Recent News

Westside READY, a collaborative working group and think tank, received a proclamation from District 3 Councilmember Ivory Lee Young Jr. on behalf of the entire Atlanta City Council. The proclamation was presented to the members of Westside READY after a Lunch-and-Learn held in the Old City Council Chambers of City Hall Tuesday, August 18th, 2015 in the presence of all attendees which included Atlanta Public School Board Members, Atlanta City Councilmembers, foundations, youth service-providers, and various community residents.

The National Governors Association (NGA) and the National Academy of Medicine (NAM), along with Tennessee Governor Haslam, are hosting a retreat for healthcare leaders throughout the state this September in Nashville, TN.  School of City and Regional Planning associate professor Nisha Botchwey has been invited to speak at the retreat during an open discussion on improving health at the community level.

The Georgia Tech Center for Quality Growth and Regional Development (CQGRD) is partnering with the American Planning Association (APA) on a recently awarded research project titled “Multimodal Planning at the Megaregional Scale.” The $145,000 grant from the Federal Highway Administration (FHWA) will support research to enhance transportation planning nationwide. The project objective is to advance the practice and application of transportation planning as it relates to the megaregional scale.

Peter Hylton (PhD ’17) has been selected by the Board of Regents of the Eno Center for Transportation to participate in the 23rd annual Eno Future Leaders Development Conference from May 30 to June 4, 2015.

Each year since 1992, the Eno Center for Transportation has invited America’s top graduate students in transportation-related fields to spend a week in Washington, DC, to learn how transportation policies are developed from those who develop them. Beyond providing an introduction to “how Washington works,” the Leadership Development Conference is intended to motivate students to continue their transportation studies and to foster early professional development.

School of City and Regional Planning professor Mike Dobbins has been selected by Georgia Tech as the recipient of this year’s Innovation and Excellence in Laboratory Instruction Award. The award is open to full-time general faculty of any rank who have excelled in teaching in the laboratory.  The “laboratory” can be broadly defined to include both traditional science labs and other formal courses that include experiential learning where students participate in the processes of investigation, analysis, and reflection in order to reach a deeper understanding of course concepts. Dobbins is the first non-scientist in Tech history to receive the award. He will be honored at the 2015 Faculty and Staff Awards Luncheon, 17 April, from noon to 1:30pm in the Georgia Tech Student Center Ballroom.

School of City and Regional Planning professor Mike Dobbins has been selected by Georgia Tech as the recipient of this year’s Innovation and Excellence in Laboratory Instruction Award.
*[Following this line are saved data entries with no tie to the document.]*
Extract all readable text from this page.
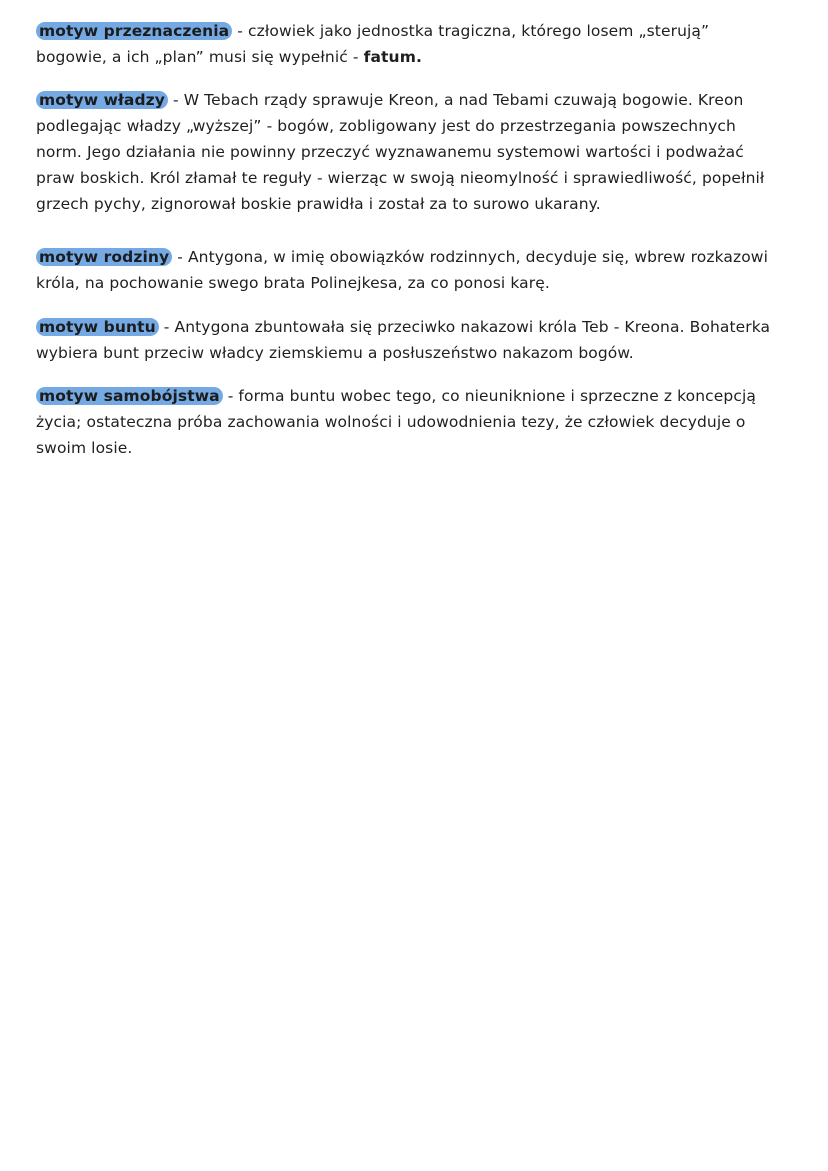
motyw przeznaczenia - człowiek jako jednostka tragiczna, którego losem „sterują”
bogowie, a ich „plan” musi się wypełnić - fatum.

motyw władzy - W Tebach rządy sprawuje Kreon, a nad Tebami czuwają bogowie. Kreon
podlegając władzy „wyższej” - bogów, zobligowany jest do przestrzegania powszechnych
norm. Jego działania nie powinny przeczyć wyznawanemu systemowi wartości i podważać
praw boskich. Król złamał te reguły - wierząc w swoją nieomylność i sprawiedliwość, popełnił
grzech pychy, zignorował boskie prawidła i został za to surowo ukarany.

motyw rodziny - Antygona, w imię obowiązków rodzinnych, decyduje się, wbrew rozkazowi
króla, na pochowanie swego brata Polinejkesa, za co ponosi karę.

motyw buntu - Antygona zbuntowała się przeciwko nakazowi króla Teb - Kreona. Bohaterka
wybiera bunt przeciw władcy ziemskiemu a posłuszeństwo nakazom bogów.

motyw samobójstwa - forma buntu wobec tego, co nieuniknione i sprzeczne z koncepcją
życia; ostateczna próba zachowania wolności i udowodnienia tezy, że człowiek decyduje o
swoim losie.
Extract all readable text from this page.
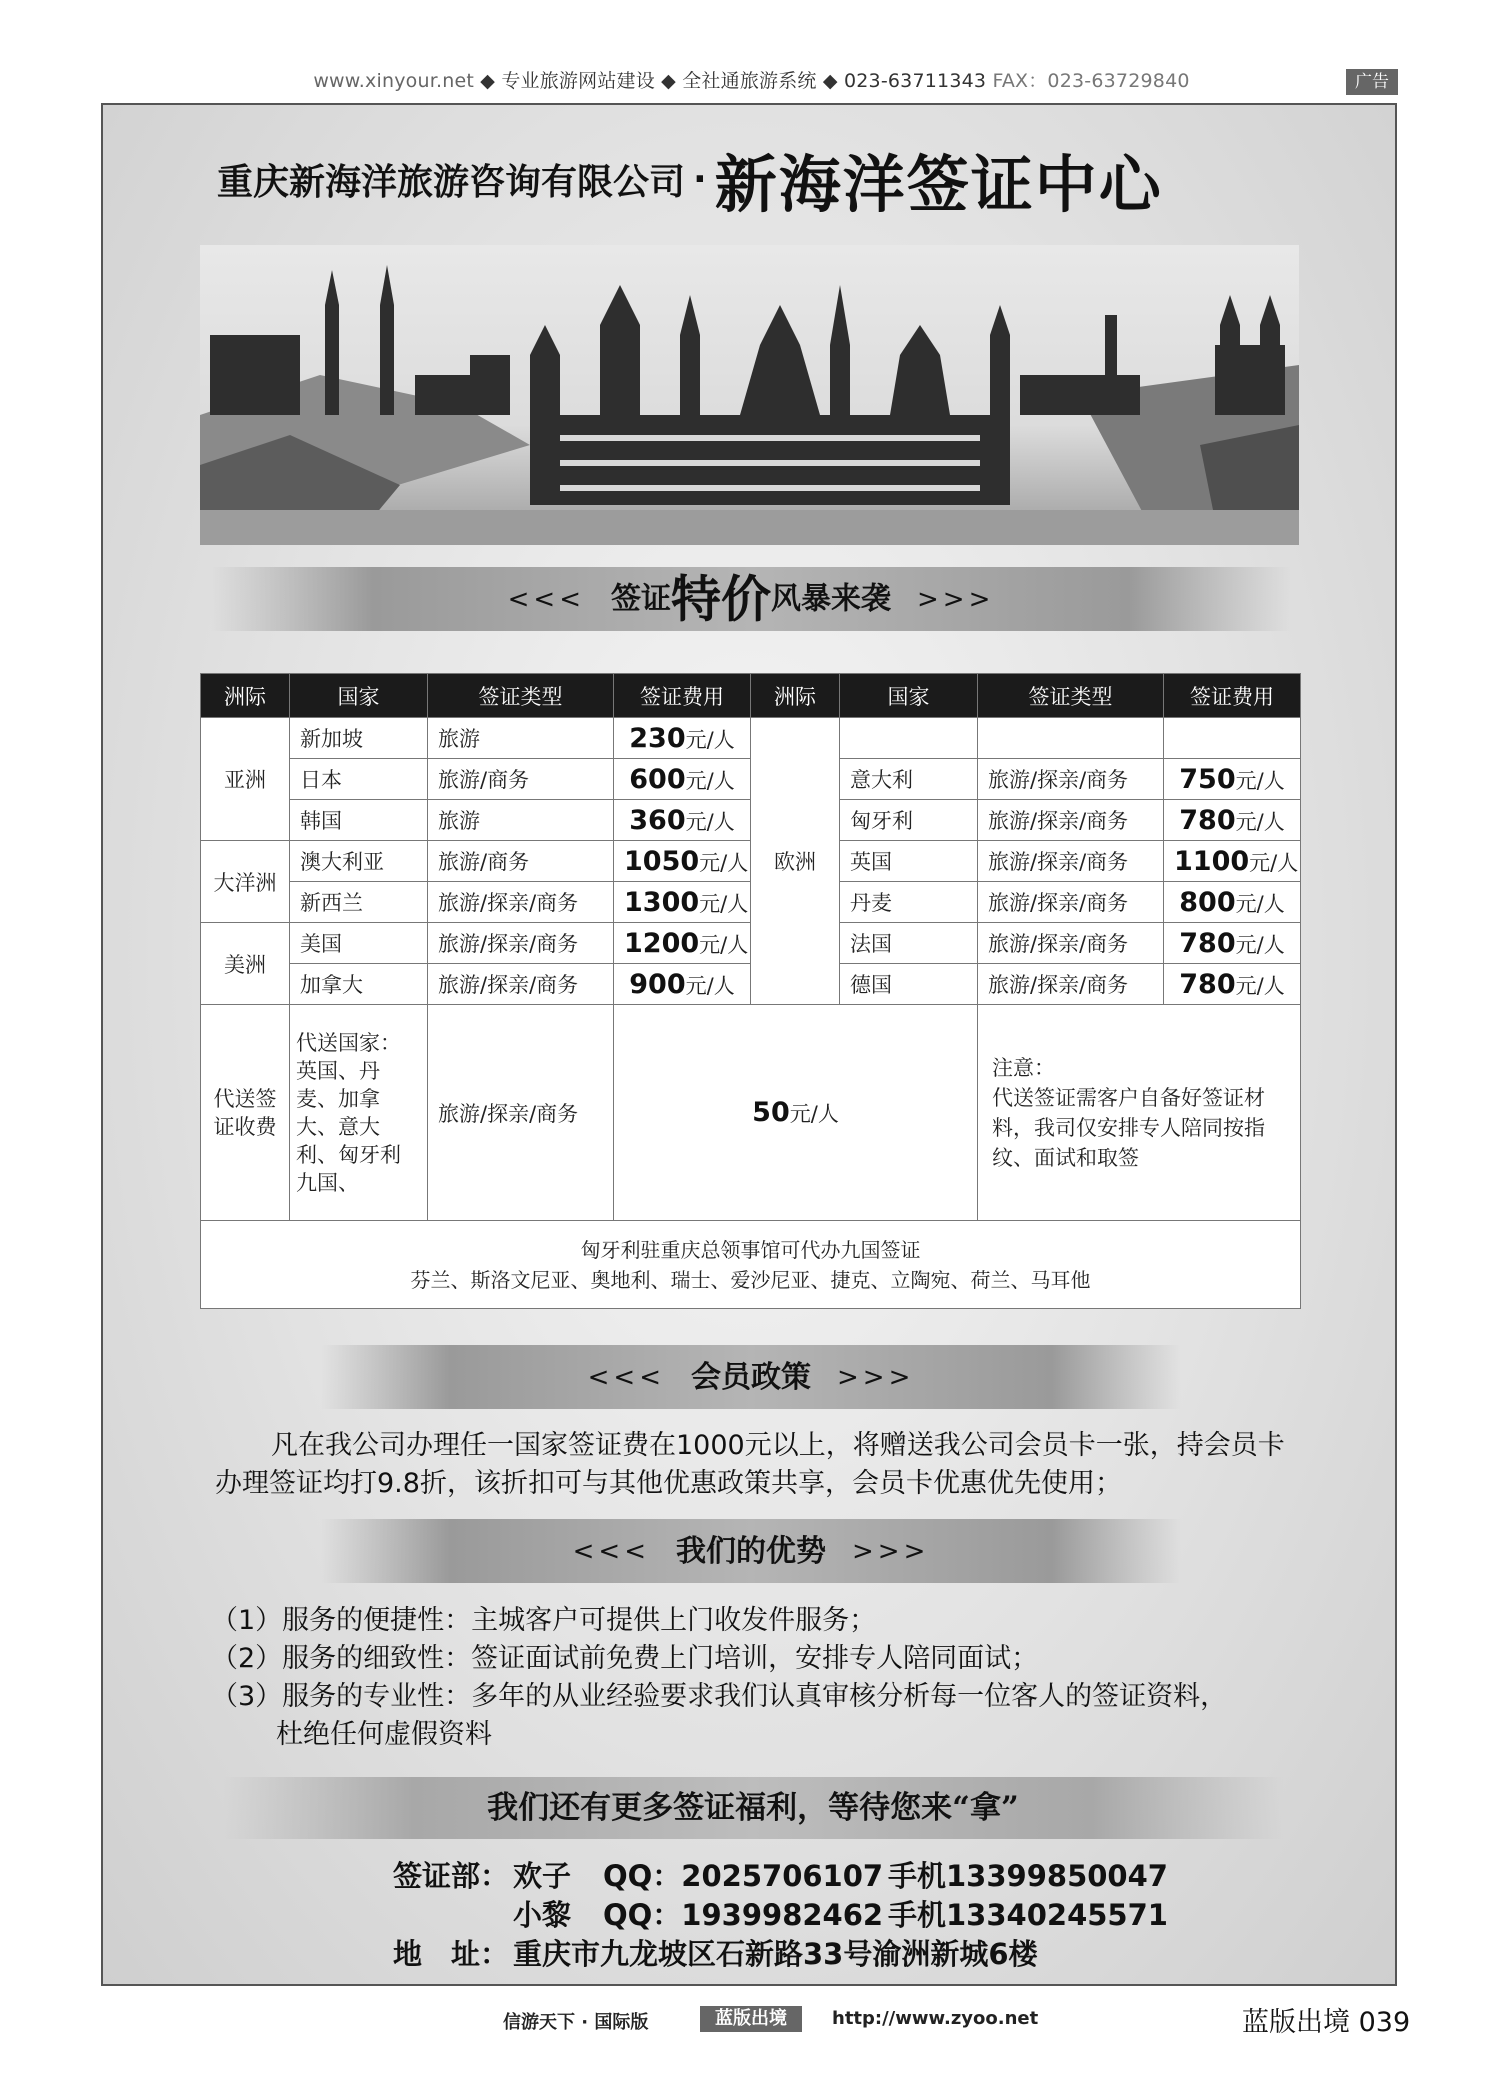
www.xinyour.net ◆ 专业旅游网站建设 ◆ 全社通旅游系统 ◆ 023-63711343 FAX：023-63729840	广告
重庆新海洋旅游咨询有限公司 · 新海洋签证中心
<<< 签证特价风暴来袭 >>>
洲际	国家	签证类型	签证费用	洲际	国家	签证类型	签证费用
亚洲	新加坡	旅游	230元/人	欧洲			
	日本	旅游/商务	600元/人		意大利	旅游/探亲/商务	750元/人
	韩国	旅游	360元/人		匈牙利	旅游/探亲/商务	780元/人
大洋洲	澳大利亚	旅游/商务	1050元/人		英国	旅游/探亲/商务	1100元/人
	新西兰	旅游/探亲/商务	1300元/人		丹麦	旅游/探亲/商务	800元/人
美洲	美国	旅游/探亲/商务	1200元/人		法国	旅游/探亲/商务	780元/人
	加拿大	旅游/探亲/商务	900元/人		德国	旅游/探亲/商务	780元/人
代送签证收费	代送国家：英国、丹麦、加拿大、意大利、匈牙利九国、	旅游/探亲/商务	50元/人			注意：
代送签证需客户自备好签证材料，我司仅安排专人陪同按指纹、面试和取签	

匈牙利驻重庆总领事馆可代办九国签证
芬兰、斯洛文尼亚、奥地利、瑞士、爱沙尼亚、捷克、立陶宛、荷兰、马耳他							
<<< 会员政策 >>>
凡在我公司办理任一国家签证费在1000元以上，将赠送我公司会员卡一张，持会员卡办理签证均打9.8折，该折扣可与其他优惠政策共享，会员卡优惠优先使用；
<<< 我们的优势 >>>
（1）服务的便捷性：主城客户可提供上门收发件服务；
（2）服务的细致性：签证面试前免费上门培训，安排专人陪同面试；
（3）服务的专业性：多年的从业经验要求我们认真审核分析每一位客人的签证资料，
杜绝任何虚假资料
我们还有更多签证福利，等待您来“拿”
签证部： 欢子 QQ：2025706107 手机13399850047
小黎 QQ：1939982462 手机13340245571
地　址： 重庆市九龙坡区石新路33号渝洲新城6楼
信游天下 · 国际版	蓝版出境	http://www.zyoo.net	蓝版出境 039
The award is open to full-time general faculty of any rank who have excelled in teaching in the laboratory.  The “laboratory” can be broadly defined to include both traditional science labs and other formal courses that include experiential learning where students participate in the processes of investigation, analysis, and reflection in order to reach a deeper understanding of course concepts. Dobbins is the first non-scientist in Tech history to receive the award. He will be honored at the 2015 Faculty and Staff Awards Luncheon, 17 April, from noon to 1:30pm.

The Health Impact Project, a collaboration of the Robert Wood Johnson Foundation and The Pew Charitable Trusts, recently announced the award recipients of six new program grants. The Georgia Tech Center for Quality Growth and Regional Development (CQGRD) is one of the six recipients selected. 

School of City and Regional Planning Professor Catherine Ross will serve as the Principal Investigator. Ross and the CQGRD will collaborate with the Coastal Region Metropolitan Planning Organization to establish a framework for the consideration of health effects in freight planning. The HIA process will focus on infrastructure, commodity, and freight needs, with an emphasis on disproportionate effects on low-income communities and people of color.

Abstracts due: 2/6/2015
Conference 5/6/2015

The third Atlanta Studies Symposium will bring together researchers examining Atlanta's social, cultural, economic and environmental issues on Wednesday 6 May 2015 in midtown Atlanta. Proposals are sought for presentations discussing empirical research under the theme, The Atlanta Way: Past, Present, and Future and should be submitted no later than Friday, February 6, 2015. 

Georgia Tech’s School of City and Regional Planning is offering two doctoral fellowships beginning fall term of 2015 to work with professors Subhrajit Guhathakurta and Nancey Green Leigh on a NSF-RIPS funded project titled “Participatory Modeling of Complex Urban Infrastructure Systems.”

Applicants must apply and be accepted to the PhD program in City and Regional Planning at Georgia Tech. A masters degree in city and regional planning or related field is required to be eligible for this fellowship. Successful applicants will have a strong foundation in spatial analysis, application of GIS techniques, and knowledge of sustainable urban, regional and/or local economic development. Along with the standard application process for the Ph.D. program, applicants should also send a letter of interest that includes a description of prior training and work experience, and a CV, in pdf form as an email attachment to: RIPS-fellowship [at] tsquare [dot] gatech [dot] edu.